岩手県宮古市のボールペンアーティスト、盛合崇さんを紹介します。ボールペンだけで描く作品の魅力や創作活動の原点に迫ります。


ボールペンで緻密に描かれた作品。これらを描いたのは宮古市在住のボールペンアーティスト・盛合崇さんです。
盛合さんは自宅の一室をアトリエ兼ギャラリーにして活動しています。

盛合さんは独学で絵を描き、頭の中にある自分の世界を緻密な描き込みによって表現しています。
(盛合崇さん)
「はじめは油絵で20代の頃は絵を描いていたんですけど、震災の時に自宅を流されまして、全ての道具を失った時に、ボールペンと画用紙を手に入れたので描き始めました」

こちらは半年以上かけ、10本以上のボールペンを使って描かれた作品です。
細部まで描写されていて、丸の一つ一つが「エネルギー」を表現しています。
海の底にエネルギーを取りにいくというイメージで描いたということです。

こちらは宮古市で材料から作られている手漉き和紙に描かれた龍と花。
草木の中を駆けるオリジナルの個性的な龍が描かれた、世界に一枚だけの作品です。
作品は普段私たちが使うものよりも細いボールペンを使って制作されています。こちらは特注のものではなく、コンビニなどで手に入るものを使っているそうです。
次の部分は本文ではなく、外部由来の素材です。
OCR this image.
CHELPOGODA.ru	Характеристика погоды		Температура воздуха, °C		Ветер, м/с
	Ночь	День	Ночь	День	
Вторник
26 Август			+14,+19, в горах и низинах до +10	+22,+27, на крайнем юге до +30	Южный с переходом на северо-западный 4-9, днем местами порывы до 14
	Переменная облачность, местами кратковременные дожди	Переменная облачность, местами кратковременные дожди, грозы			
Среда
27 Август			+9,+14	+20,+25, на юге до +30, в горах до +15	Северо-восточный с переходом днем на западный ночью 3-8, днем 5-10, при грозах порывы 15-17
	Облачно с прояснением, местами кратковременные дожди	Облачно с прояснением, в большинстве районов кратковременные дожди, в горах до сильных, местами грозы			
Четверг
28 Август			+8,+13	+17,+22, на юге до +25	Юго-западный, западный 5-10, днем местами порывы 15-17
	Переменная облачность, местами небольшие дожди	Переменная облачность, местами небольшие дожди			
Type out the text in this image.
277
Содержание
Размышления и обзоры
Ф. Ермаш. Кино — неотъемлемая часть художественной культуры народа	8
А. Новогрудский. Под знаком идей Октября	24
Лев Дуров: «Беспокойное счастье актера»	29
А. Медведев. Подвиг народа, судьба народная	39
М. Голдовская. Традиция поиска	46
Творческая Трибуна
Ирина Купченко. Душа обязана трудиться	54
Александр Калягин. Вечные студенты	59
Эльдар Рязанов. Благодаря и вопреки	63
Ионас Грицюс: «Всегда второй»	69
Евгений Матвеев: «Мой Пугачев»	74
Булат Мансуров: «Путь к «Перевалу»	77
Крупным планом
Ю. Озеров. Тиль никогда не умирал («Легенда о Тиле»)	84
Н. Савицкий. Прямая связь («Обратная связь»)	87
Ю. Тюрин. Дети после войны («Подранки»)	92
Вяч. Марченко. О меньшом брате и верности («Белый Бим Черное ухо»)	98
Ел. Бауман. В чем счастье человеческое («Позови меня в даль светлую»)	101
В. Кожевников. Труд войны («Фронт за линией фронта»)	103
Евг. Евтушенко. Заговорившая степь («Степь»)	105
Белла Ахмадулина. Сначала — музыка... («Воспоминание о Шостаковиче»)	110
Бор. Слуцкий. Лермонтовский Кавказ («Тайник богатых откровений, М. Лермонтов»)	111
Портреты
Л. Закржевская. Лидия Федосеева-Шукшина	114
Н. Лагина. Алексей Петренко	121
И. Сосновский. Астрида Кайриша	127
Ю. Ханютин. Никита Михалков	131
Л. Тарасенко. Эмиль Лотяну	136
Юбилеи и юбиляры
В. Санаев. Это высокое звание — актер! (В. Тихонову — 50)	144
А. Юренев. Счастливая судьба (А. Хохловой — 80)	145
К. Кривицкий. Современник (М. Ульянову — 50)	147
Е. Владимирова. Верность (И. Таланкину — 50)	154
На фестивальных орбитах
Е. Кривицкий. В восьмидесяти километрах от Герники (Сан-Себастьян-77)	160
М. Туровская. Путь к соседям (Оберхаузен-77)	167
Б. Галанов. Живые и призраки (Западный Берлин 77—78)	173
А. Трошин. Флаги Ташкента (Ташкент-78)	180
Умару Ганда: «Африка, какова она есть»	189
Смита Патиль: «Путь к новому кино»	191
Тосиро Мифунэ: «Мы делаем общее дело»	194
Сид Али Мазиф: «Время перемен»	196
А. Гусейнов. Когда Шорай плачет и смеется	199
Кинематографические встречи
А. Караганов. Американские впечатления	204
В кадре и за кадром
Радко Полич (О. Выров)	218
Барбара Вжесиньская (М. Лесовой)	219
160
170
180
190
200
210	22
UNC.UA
当初は油絵を専門としていた盛合さん。こちらは21歳のころ生まれて初めて描いた油絵です。
津波に飲まれ、はがれている部分はありますが、手元に戻ってきました。残っている油絵は2点だけですが、絵を始めるきっかけとなった原点の作品です。
盛合さんの作品には龍や草花が多く描かれていますがその理由とは。
(盛合さん)
「生命力を描きたいんですよね。なんでそう思うかというと、津波の時に一面が灰色になった中、雑草が生えてきて花がすごくきれいで、植物の力、生きる力のすごさに感動して、そこから生命力を表現した絵を描きたいと思って描いてます」
ボールペンで描く作品の魅力とは―。
「1本1本の線に責任を持って書くところが緊張感があって、ボールペンは消せないものですし、一発描きに近いのと、自分の調子を見ながら描いてそこに力を感じるというか、表現の仕方が面白いんじゃないかなと思って描き始めました」

色づけをしていない作品が多くあるのも特徴です。見ている人のイメージで色をつけて楽しんでほしいという思いからです。